Poignantly, a third participant, after noticing that suddenly people at her day program began masking, asked her group home staff not to send her back to the day program. Her staff insisted she go anyway “because they want everyone to go to program… On Mondays they don't have staff. They only have two people.” She went to her house manager, but he said, 

"'If you want to stay home you have to pay [for the additional staff].' That's what he told me.”

She reluctantly attended day program and tested positive for COVID-19 shortly thereafter.

But they also reported some silver linings: several participants either successfully changed where they lived or worked or forged new relationships. Two participants took up paid remote work as trainers for Massachusetts Advocates Standing Strong. One of them recalled that at her former day program, the “staff would always call in sick,” and it became “boring—we just watched TV.” She had been thinking of changing her program before the pandemic, but the pandemic opened up the possiblity of remote work as a trainer. Two participants started new romantic relationships during the pandemic.

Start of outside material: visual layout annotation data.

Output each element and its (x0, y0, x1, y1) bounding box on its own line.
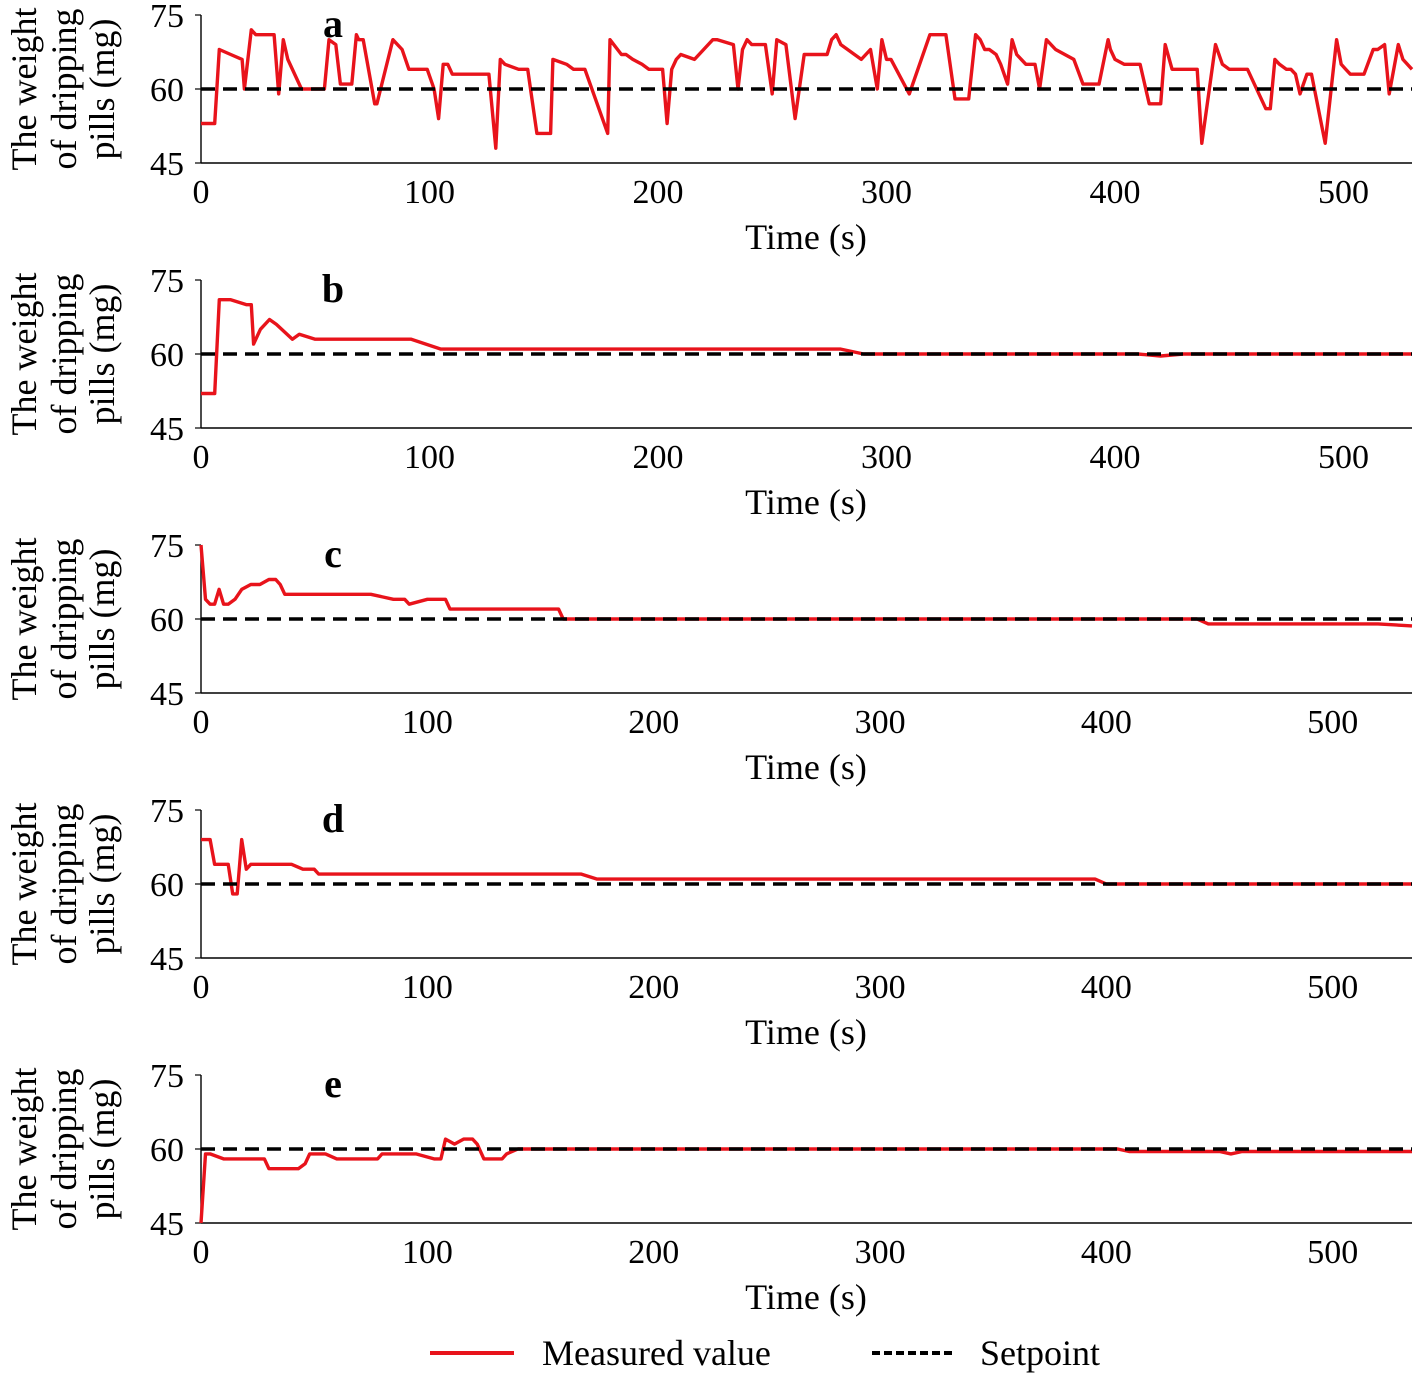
y-tick-label: 45 (150, 941, 184, 978)
legend-label-setpoint: Setpoint (980, 1333, 1101, 1373)
x-tick-label: 100 (402, 1234, 453, 1271)
y-tick-label: 45 (150, 146, 184, 183)
x-tick-label: 200 (628, 969, 679, 1006)
x-tick-label: 400 (1089, 174, 1140, 211)
measured-value-line (201, 837, 1412, 896)
y-axis-title-line: of dripping (44, 274, 84, 435)
y-tick-label: 60 (150, 602, 184, 639)
x-tick-label: 500 (1307, 1234, 1358, 1271)
x-tick-label: 100 (402, 969, 453, 1006)
x-tick-label: 500 (1307, 969, 1358, 1006)
y-tick-label: 60 (150, 337, 184, 374)
chart-panel-d: 45 60 75 0 100 200 300 400 500 Time (s) The weight… (4, 793, 1412, 1052)
y-tick-label: 45 (150, 676, 184, 713)
x-tick-label: 100 (402, 704, 453, 741)
panel-label: c (324, 531, 342, 576)
x-tick-label: 400 (1089, 439, 1140, 476)
x-tick-label: 200 (632, 439, 683, 476)
panel-label: a (323, 1, 343, 46)
legend-swatch-setpoint (872, 1351, 952, 1355)
x-tick-label: 300 (855, 704, 906, 741)
y-axis-title-line: pills (mg) (82, 19, 122, 160)
measured-value-line (199, 1137, 1412, 1224)
figure-panels: 45 60 75 0 100 200 300 400 500 Time (s) The weight… (4, 0, 1414, 1317)
x-tick-label: 300 (861, 174, 912, 211)
y-axis-title-line: pills (mg) (82, 549, 122, 690)
chart-panel-c: 45 60 75 0 100 200 300 400 500 Time (s) The weight… (4, 528, 1413, 787)
y-axis-title-line: pills (mg) (82, 814, 122, 955)
panel-label: e (324, 1061, 342, 1106)
y-axis-title-line: The weight (4, 803, 44, 966)
y-tick-label: 75 (150, 1058, 184, 1095)
x-axis-title: Time (s) (745, 217, 867, 257)
x-tick-label: 500 (1318, 174, 1369, 211)
legend-item-setpoint: Setpoint (872, 1330, 1100, 1376)
x-axis-title: Time (s) (745, 1012, 867, 1052)
measured-value-line (201, 298, 1412, 396)
x-tick-label: 0 (193, 174, 210, 211)
x-tick-label: 0 (193, 969, 210, 1006)
legend: Measured value Setpoint (430, 1330, 1150, 1376)
y-axis-title-line: The weight (4, 273, 44, 436)
panel-label: b (322, 266, 344, 311)
x-axis-title: Time (s) (745, 747, 867, 787)
legend-label-measured: Measured value (542, 1333, 771, 1373)
x-tick-label: 500 (1318, 439, 1369, 476)
chart-panel-e: 45 60 75 0 100 200 300 400 500 Time (s) The weight… (4, 1058, 1412, 1317)
x-tick-label: 300 (855, 969, 906, 1006)
y-axis-title-line: of dripping (44, 539, 84, 700)
y-axis-title-line: pills (mg) (82, 284, 122, 425)
x-tick-label: 400 (1081, 969, 1132, 1006)
x-tick-label: 200 (628, 704, 679, 741)
x-tick-label: 0 (193, 704, 210, 741)
y-tick-label: 75 (150, 0, 184, 35)
chart-panel-a: 45 60 75 0 100 200 300 400 500 Time (s) The weight… (4, 0, 1414, 257)
y-axis-title-line: pills (mg) (82, 1079, 122, 1220)
y-tick-label: 75 (150, 528, 184, 565)
x-tick-label: 200 (632, 174, 683, 211)
x-tick-label: 100 (404, 439, 455, 476)
y-axis-title-line: of dripping (44, 1069, 84, 1230)
chart-panel-b: 45 60 75 0 100 200 300 400 500 Time (s) The weight… (4, 263, 1412, 522)
x-tick-label: 0 (193, 1234, 210, 1271)
y-axis-title-line: The weight (4, 1068, 44, 1231)
measured-value-line (199, 544, 1413, 628)
panel-label: d (322, 796, 344, 841)
y-axis-title-line: of dripping (44, 804, 84, 965)
y-tick-label: 45 (150, 1206, 184, 1243)
x-tick-label: 100 (404, 174, 455, 211)
legend-swatch-measured (430, 1351, 514, 1355)
x-tick-label: 300 (855, 1234, 906, 1271)
x-tick-label: 0 (193, 439, 210, 476)
legend-item-measured: Measured value (430, 1330, 771, 1376)
y-tick-label: 60 (150, 867, 184, 904)
measured-value-line (201, 28, 1414, 150)
x-tick-label: 400 (1081, 704, 1132, 741)
x-tick-label: 500 (1307, 704, 1358, 741)
y-tick-label: 75 (150, 263, 184, 300)
y-tick-label: 45 (150, 411, 184, 448)
x-axis-title: Time (s) (745, 482, 867, 522)
x-tick-label: 300 (861, 439, 912, 476)
x-tick-label: 400 (1081, 1234, 1132, 1271)
x-axis-title: Time (s) (745, 1277, 867, 1317)
y-tick-label: 75 (150, 793, 184, 830)
y-tick-label: 60 (150, 72, 184, 109)
x-tick-label: 200 (628, 1234, 679, 1271)
y-axis-title-line: The weight (4, 538, 44, 701)
y-axis-title-line: of dripping (44, 9, 84, 170)
y-tick-label: 60 (150, 1132, 184, 1169)
y-axis-title-line: The weight (4, 8, 44, 171)
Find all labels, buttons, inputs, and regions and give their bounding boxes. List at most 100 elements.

One of them shared that despite his frustrations about being unable to see his new girlfriend very often because both his and her group homes go into lockdowns any time a housemate tests positive for COVID-19,

“She makes me feel so good. She makes me laugh every day. [....] She's unbelievable, and she loves me so, so much."

For another participant, the positive change she made about where she lived was bittersweet. Early in the pandemic, she lost her mother, who refused to wear a mask or change her behaviors. She then decided to move out of her group home because "it was like everybody else wouldn't wear their masks. [....] They all didn't believe in COVID because they kept on thinking that Trump was right, that it was just a hoax." When she moved out, "It was like my dream came true because I had wanted to be on my own, I had wanted to be independent" But, she added, 

"I had wanted my mom to be able to see that: me being able to be on my own and being independent. [.... S]he wasn't here to see that goal reached."

Like other inclusive research studies focusing on the COVID-19 pandemic, this one has helped to uncover previously unreported themes. It has also shed light on the unique community access barriers that group home residents with IDD faced during the pandemic. Fortunately, opportunities for self-advocates to participate in research are expanding. A critical tool for engaging self-advocates as researchers are quality resources for training persons with IDD on human subjects research. To this end, as part of the study described above, HPOD published its plain language summary of the Belmont Report to encourage other researchers to engage with self-advocates. Through these and similar efforts, persons with IDD will play a greater role in defining what is known about both them and the issues that affect their lives.